Coulter symbolizes what is wrong
Conservative darling Ann Coulter is the epitome of what is wrong with George Bush's America. Her words, like the president's actions, make a mockery of the phrase "caring, compassionate Christianity," which has become the mantra of the extreme right.
In her dreams, Coulter said, the U.S. looks like the 2004 Republican National Convention, where people were "happy," "Christian," "tolerant," and "defended America." She neglected to mention white, heterosexual, and wealthy, which explains their "irrational exuberance," and shows them to be anything but tolerant.
Why argue about allowing the president of Iran to speak at Columbia University when Coulter regularly spews homegrown bigotry on news and talk shows across the country, all the while arguing that those whom she offended should not be offended? The latest such incident involved her statement that Christians "want Jews to be perfected," a euphemism for converts to Christianity.
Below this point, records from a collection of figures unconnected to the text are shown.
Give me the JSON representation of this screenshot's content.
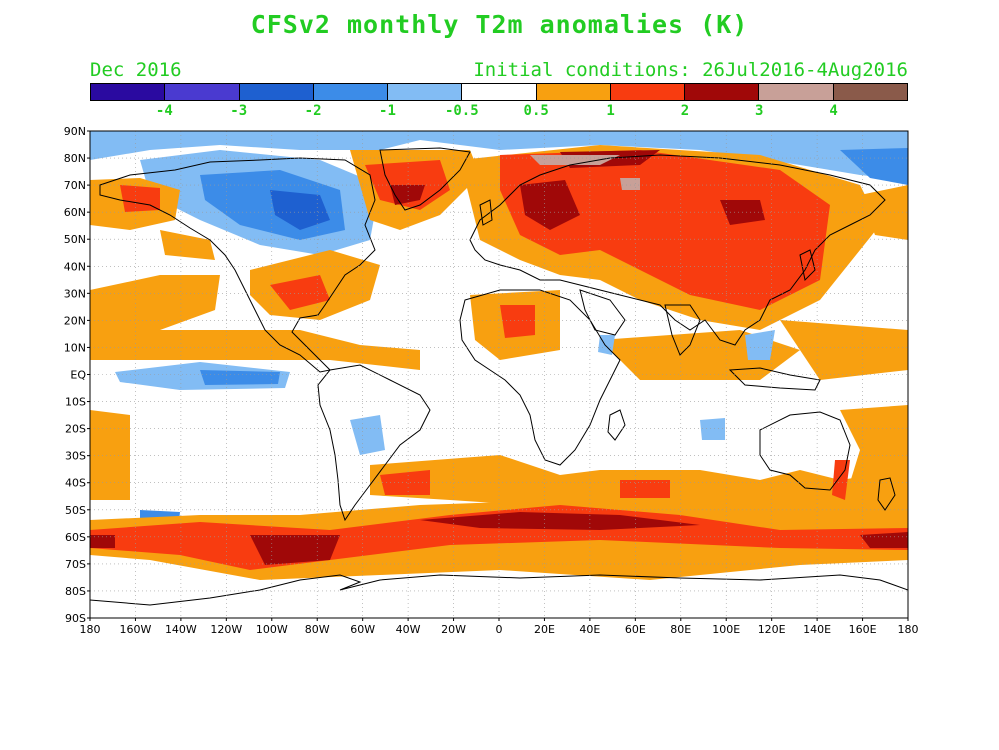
{
  "title": "CFSv2 monthly T2m anomalies (K)",
  "valid_month": "Dec 2016",
  "initial_conditions": "Initial conditions: 26Jul2016-4Aug2016",
  "legend": {
    "colors": [
      "#2a0aa0",
      "#4a3ad0",
      "#1e60d0",
      "#3c8ce8",
      "#82bcf4",
      "#ffffff",
      "#f8a010",
      "#f83c10",
      "#a00808",
      "#c8a098",
      "#8a5a4a"
    ],
    "labels": [
      "-4",
      "-3",
      "-2",
      "-1",
      "-0.5",
      "0.5",
      "1",
      "2",
      "3",
      "4"
    ]
  },
  "axes": {
    "lat_labels": [
      "90N",
      "80N",
      "70N",
      "60N",
      "50N",
      "40N",
      "30N",
      "20N",
      "10N",
      "EQ",
      "10S",
      "20S",
      "30S",
      "40S",
      "50S",
      "60S",
      "70S",
      "80S",
      "90S"
    ],
    "lon_labels": [
      "180",
      "160W",
      "140W",
      "120W",
      "100W",
      "80W",
      "60W",
      "40W",
      "20W",
      "0",
      "20E",
      "40E",
      "60E",
      "80E",
      "100E",
      "120E",
      "140E",
      "160E",
      "180"
    ]
  },
  "anomaly_regions": [
    {
      "label": "Canadian Arctic cold anomaly",
      "lon": -95,
      "lat": 62,
      "value": -2
    },
    {
      "label": "North Pacific warm anomaly",
      "lon": -150,
      "lat": 30,
      "value": 1
    },
    {
      "label": "Equatorial Pacific cold anomaly",
      "lon": -110,
      "lat": 0,
      "value": -1
    },
    {
      "label": "Siberian warm anomaly",
      "lon": 90,
      "lat": 55,
      "value": 2
    },
    {
      "label": "Southern Ocean warm belt",
      "lon": -80,
      "lat": -58,
      "value": 2
    }
  ]
}
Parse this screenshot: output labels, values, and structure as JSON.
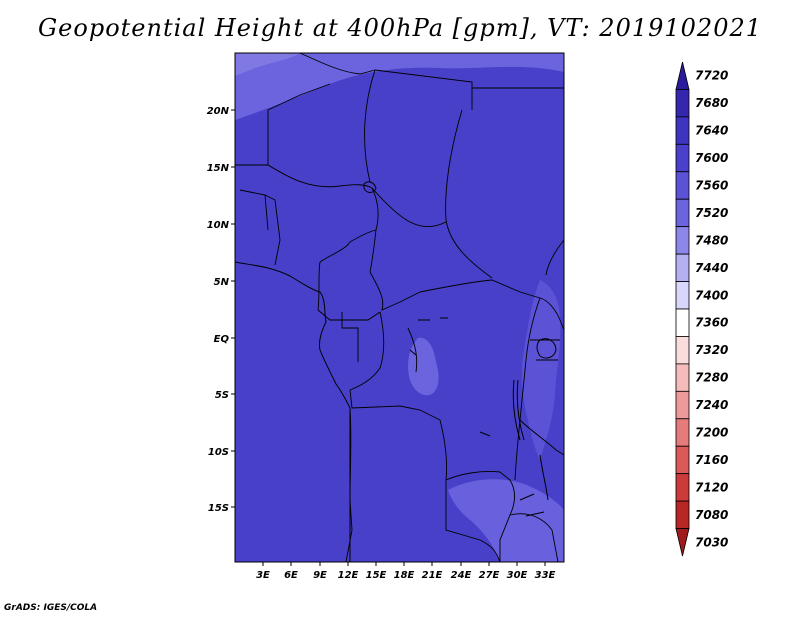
{
  "title": "Geopotential Height at 400hPa [gpm], VT: 2019102021",
  "credit": "GrADS: IGES/COLA",
  "lat_labels": [
    "20N",
    "15N",
    "10N",
    "5N",
    "EQ",
    "5S",
    "10S",
    "15S"
  ],
  "lon_labels": [
    "3E",
    "6E",
    "9E",
    "12E",
    "15E",
    "18E",
    "21E",
    "24E",
    "27E",
    "30E",
    "33E"
  ],
  "colorbar": {
    "labels": [
      "7720",
      "7680",
      "7640",
      "7600",
      "7560",
      "7520",
      "7480",
      "7440",
      "7400",
      "7360",
      "7320",
      "7280",
      "7240",
      "7200",
      "7160",
      "7120",
      "7080",
      "7030"
    ],
    "colors": [
      "#2a1a9c",
      "#3526ae",
      "#3e34bf",
      "#4a40cc",
      "#5b52d6",
      "#6c64de",
      "#8d87ea",
      "#b4b0f2",
      "#d8d6fa",
      "#ffffff",
      "#fbdcdc",
      "#f6bcbc",
      "#ef9a9a",
      "#e57b7b",
      "#da5a5a",
      "#cc3a3a",
      "#b82626",
      "#a01c1c"
    ]
  },
  "map": {
    "background_color": "#4840c8",
    "field_levels": [
      "7560",
      "7600"
    ]
  }
}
Despite Coulter's desire to make it so, ours is not a "Christian nation." While Christians have always comprised the majority of our population, we are a diverse country built on the backs of successive waves of immigrants who washed up on our shores in search of freedom and the opportunity for a better life.
Our constitutional provision for separation of church and state protects religious freedom and ensures liberty and justice for all Americans, not just those who think or look the same as the majority. Those, like Coulter, who would have it otherwise pose a greater threat to our way of life than foreign terrorists do.